See Mark 14:51,52; it is believed Mark is speaking of himself.

– According to the historian, Eusebius of Caesarea, Herod Agrippa 1, in his first year of reign over all of Judea (41AD), killed James, son of Zebedee, and arrested Peter, planning to kill him after the Passover.  Peter was miraculously rescued by angels, and escaped (Acts 12:1-19).  Peter went to Antioch, the  through Asia Minor (visiting the churches mentioned in 1 Pet. 1:1), and arrived in Rome in the second year of Emperor Claudius (42AD); it seems John Mark went with Peter.  It was probably during this time that Mark wrote down sermons and stories told by Peter, thus composing the Gospel of Mark.
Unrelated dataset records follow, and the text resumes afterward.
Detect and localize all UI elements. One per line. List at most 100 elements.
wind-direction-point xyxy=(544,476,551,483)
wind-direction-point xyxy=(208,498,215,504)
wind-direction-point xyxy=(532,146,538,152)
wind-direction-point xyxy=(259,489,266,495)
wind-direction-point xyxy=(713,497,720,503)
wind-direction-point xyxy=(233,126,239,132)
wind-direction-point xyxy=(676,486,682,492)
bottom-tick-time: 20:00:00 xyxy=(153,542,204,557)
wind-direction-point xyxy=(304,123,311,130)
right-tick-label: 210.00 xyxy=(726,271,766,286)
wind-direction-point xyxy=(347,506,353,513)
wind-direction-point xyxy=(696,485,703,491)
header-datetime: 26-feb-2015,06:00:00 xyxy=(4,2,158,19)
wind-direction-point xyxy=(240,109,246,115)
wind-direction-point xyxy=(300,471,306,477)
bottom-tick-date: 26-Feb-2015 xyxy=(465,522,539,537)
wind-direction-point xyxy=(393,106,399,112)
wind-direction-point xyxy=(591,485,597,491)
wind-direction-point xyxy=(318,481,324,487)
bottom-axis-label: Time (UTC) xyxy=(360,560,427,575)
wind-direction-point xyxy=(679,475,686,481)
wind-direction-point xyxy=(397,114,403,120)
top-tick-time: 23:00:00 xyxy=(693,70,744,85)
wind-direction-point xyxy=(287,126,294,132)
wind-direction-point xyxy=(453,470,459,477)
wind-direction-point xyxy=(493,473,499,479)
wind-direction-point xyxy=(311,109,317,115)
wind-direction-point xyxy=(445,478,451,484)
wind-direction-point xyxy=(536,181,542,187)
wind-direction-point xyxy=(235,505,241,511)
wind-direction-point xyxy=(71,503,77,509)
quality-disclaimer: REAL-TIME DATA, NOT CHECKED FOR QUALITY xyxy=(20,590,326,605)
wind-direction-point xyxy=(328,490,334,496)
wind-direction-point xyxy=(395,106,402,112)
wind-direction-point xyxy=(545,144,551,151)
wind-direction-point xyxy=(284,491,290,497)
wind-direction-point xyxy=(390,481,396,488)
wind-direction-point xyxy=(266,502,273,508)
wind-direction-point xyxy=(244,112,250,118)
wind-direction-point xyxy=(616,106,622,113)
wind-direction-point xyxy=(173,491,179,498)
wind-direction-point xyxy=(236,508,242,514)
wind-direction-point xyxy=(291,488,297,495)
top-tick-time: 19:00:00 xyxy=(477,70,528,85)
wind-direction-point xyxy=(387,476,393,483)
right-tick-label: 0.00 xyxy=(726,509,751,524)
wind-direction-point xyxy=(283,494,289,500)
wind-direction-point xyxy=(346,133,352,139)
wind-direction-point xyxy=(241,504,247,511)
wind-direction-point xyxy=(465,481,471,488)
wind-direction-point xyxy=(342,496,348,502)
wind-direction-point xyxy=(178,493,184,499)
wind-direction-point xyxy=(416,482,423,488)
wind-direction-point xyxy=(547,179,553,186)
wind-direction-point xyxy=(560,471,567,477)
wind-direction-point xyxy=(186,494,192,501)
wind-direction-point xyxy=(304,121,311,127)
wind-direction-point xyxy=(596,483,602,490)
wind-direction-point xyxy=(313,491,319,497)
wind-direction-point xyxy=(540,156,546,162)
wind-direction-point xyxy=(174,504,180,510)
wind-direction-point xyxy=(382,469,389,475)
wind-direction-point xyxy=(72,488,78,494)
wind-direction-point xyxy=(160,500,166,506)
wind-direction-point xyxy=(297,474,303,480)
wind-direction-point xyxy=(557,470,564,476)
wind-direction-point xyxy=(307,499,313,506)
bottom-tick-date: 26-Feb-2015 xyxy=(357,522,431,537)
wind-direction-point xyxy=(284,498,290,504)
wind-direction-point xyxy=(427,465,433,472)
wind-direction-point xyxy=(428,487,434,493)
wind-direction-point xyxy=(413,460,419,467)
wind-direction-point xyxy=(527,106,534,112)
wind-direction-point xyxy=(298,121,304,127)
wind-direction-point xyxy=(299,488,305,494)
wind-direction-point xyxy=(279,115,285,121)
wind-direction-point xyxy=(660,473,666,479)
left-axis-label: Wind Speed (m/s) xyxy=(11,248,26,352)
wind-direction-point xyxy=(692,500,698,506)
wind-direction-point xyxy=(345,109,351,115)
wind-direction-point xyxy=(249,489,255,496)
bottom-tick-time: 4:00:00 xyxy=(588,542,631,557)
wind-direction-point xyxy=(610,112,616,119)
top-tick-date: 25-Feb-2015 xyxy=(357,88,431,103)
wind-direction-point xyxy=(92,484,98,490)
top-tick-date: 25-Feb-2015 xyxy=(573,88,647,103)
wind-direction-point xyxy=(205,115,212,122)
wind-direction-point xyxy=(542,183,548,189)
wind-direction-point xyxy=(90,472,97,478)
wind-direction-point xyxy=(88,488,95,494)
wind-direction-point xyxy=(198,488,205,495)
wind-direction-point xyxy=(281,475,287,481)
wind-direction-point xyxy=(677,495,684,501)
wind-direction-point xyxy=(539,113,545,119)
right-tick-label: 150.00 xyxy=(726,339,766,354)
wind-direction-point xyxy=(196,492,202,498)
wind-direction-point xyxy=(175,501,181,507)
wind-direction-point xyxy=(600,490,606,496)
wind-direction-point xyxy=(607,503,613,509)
Mark’s Gospel was probably the first Gospel written.  Much of it seems to have come from Peter’s firsthand telling.

–  Barnabas was Mark’s cousin; see Col. 4:10.

He had the rare privilege of going with Paul and Barnabas on the 1st missionary journey (Acts 13:5) (46AD).  But, it seems – when things got tough – Mark decided to pack up and go back home to Jerusalem (Acts 13:13).

Later, when Paul & Barnabas were planning their 2nd missionary journey, Paul was determined Mark should not go with them (Acts 15:36-41) (49AD).

–  Fortunately, Mark’s story doesn’t end there.  Barnabas, the great encourager, took Mark with him to Cyprus on a missionary tour of his own.  As part of this trip, Mark founded the Church of Alexandria.  He is considered the founder of Christianity in Africa.

–  Apparently, this second opportunity for Mark to show himself faithful paid off, because, 12 years later (61AD), as Paul wrote his letters to the Colossians & Philemon, he referred to Mark as his fellow worker; see Col. 4:10; Phil. 1:24.

And, some of the last words we have from Paul (66AD) have Paul requesting John Mark to come to be with him; see 2Tim. 4:11.


Mark/John Mark is a shining example of the power of God to redeem failed disciples.  Our God is the God of second chances!

*  Failure in life does not mean the end of usefulness.

You can read Mark’s story throughout the New Testament; 1Peter 5:13; Mark 14:13,51,52; Acts 12:5-12; 13:1-5,36-41; Colossians 4:10; Philippians 1:24; 2Timothy 4:11.